Le diagnostic d'une panne d'affichage (Texte absent ou défilant) :
Si le caméscope ou le magnétoscope fonctionne normalement (l'image de la caméra ou de la bande traverse l'appareil et s'affiche) mais qu'aucun caractère (compteur, heure, icônes) ne s'incruste à l'écran :
La présence et la propreté du signal de synchro : Le BA7757K a besoin d'isoler la synchronisation vidéo pour savoir où dessiner les caractères. Si le condensateur de couplage d'époque (souvent un petit chimique ou tantale miniature de 1 uF à 10 uF) situé sur la broche d'entrée vidéo composite ou de détection de synchro a fui ou a perdu sa capacité, le signal est trop atténué. La puce ne détecte plus le signal de synchronisation vidéo et désactive par sécurité l'affichage OSD.
Mesure des signaux du bus série : À l'aide de votre oscilloscope, vérifiez l'activité sur les broches d'interface (Data, Clock et Strobe) lors d'un appui sur une touche de façade (par exemple, le bouton "Display" ou "Menu"). Si les signaux logiques n'arrivent pas ou restent bloqués à 0V ou 5V de manière continue, la panne provient du microcontrôleur principal ou d'une résistance de tirage (pull-up) défaillante, et non du BA7757K.

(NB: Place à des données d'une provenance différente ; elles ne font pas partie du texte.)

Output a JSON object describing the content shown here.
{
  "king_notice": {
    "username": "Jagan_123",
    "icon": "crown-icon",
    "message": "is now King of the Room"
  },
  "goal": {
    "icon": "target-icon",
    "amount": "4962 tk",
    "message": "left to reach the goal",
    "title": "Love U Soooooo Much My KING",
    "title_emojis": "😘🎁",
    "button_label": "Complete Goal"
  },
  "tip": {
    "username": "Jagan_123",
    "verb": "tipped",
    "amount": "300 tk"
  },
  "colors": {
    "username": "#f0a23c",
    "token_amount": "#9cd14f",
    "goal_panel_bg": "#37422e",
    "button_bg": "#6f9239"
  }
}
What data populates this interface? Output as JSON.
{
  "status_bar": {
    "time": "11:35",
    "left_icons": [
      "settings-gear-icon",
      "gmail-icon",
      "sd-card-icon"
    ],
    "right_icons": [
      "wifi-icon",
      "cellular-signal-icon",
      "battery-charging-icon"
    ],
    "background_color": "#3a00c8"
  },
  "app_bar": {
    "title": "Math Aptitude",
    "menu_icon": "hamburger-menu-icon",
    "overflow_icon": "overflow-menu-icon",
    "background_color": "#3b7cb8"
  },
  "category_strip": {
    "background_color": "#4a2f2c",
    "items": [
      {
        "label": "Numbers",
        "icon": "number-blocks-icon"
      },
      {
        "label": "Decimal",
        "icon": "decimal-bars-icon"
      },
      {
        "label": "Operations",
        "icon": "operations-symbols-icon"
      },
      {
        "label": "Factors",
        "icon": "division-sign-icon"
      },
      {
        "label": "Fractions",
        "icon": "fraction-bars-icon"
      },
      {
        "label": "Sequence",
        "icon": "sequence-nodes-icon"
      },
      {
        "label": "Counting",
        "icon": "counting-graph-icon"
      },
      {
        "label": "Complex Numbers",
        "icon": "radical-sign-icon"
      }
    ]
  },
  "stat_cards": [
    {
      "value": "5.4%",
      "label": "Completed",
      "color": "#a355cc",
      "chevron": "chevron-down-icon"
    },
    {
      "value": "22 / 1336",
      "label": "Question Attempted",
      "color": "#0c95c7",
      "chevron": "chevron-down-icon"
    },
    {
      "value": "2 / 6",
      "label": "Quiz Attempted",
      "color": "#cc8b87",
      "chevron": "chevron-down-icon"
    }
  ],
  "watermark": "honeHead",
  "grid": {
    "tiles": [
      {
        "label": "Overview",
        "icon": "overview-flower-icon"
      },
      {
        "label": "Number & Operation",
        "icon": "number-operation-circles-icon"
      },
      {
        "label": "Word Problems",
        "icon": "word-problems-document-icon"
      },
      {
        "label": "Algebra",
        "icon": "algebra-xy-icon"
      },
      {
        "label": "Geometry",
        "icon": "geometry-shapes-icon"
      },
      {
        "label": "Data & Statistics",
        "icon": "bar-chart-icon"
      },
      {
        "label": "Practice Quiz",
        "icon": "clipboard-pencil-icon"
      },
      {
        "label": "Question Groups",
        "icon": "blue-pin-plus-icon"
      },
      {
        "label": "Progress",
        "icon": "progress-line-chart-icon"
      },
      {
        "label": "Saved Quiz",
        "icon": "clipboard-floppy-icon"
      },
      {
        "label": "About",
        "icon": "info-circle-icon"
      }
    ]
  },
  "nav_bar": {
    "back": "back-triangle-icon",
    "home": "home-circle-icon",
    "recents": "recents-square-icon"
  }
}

Vérification de l'horloge de pixel (Oscillateur LC ou résonateur) : Pour générer la largeur des caractères, le BA7757K utilise un oscillateur externe (souvent composé d'un résonateur céramique ou d'un circuit LC connecté à la puce). Si ce résonateur d'époque est fissuré (suite à un choc thermique ou mécanique sur l'appareil) ou si ses condensateurs de charge sont HS, l'horloge interne ne démarre pas et l'OSD reste invisible.
Le piège des condensateurs miniatures coulés (Spécifique aux caméscopes) :
Les caméscopes des années 90 utilisent des condensateurs chimiques CMS ultra-miniatures qui vieillissent très mal. Leur électrolyte acide coule fréquemment sur le circuit imprimé, coupant des pistes de cuivre d'épaisseur microscopique ou créant des courts-circuits entre les pattes serrées (pas de 0,8 mm) du boîtier QFP24 du BA7757K.
Solution d'atelier : Inspectez minutieusement la zone périphérique du BA7757K sous une loupe binoculaire ou un microscope de réparation. Si vous constatez des traces d'oxydation verdâtre ou une odeur caractéristique de poisson rance lors du soudage, nettoyez parfaitement le circuit à l'aide d'alcool isopropylique pur et d'une brosse à poils durs avant de souder votre composant neuf.
Précautions de soudage du boîtier QFP24 (CMS) :
Compte tenu de la finesse des broches et de la fragilité des pistes d'époque (notamment sur les circuits imprimés multicouches souples ou rigides des caméscopes), n'utilisez pas de fer à souder trop puissant ou non régulé.
Retrait de l'ancienne puce : Utilisez de préférence une station à air chaud réglée à 310 ou 320 degrés Celsius maximum avec une buse de petit diamètre. Protégez les nappes plastiques souples adjacentes avec du ruban Kapton pour éviter qu'elles ne fondent.
Pose du composant neuf (NOS) : Nettoyez les pistes au fer à souder avec de la tresse fine pour obtenir des surfaces planes. Positionnez très précisément le BA7757K, appliquez un flux de soudure de qualité (de type "no-clean") sur l'ensemble des broches, puis réalisez la brasure avec un fer à panne très fine (type biseau ou pointe fine de 0,2 mm à 0,4 mm) réglé à 310 degrés Celsius maximum. Utilisez de la soudure plomb-étain traditionnelle d'époque pour un mouillage optimal et durable. Inspectez l'absence de ponts de soudure entre les broches avant toute mise sous tension.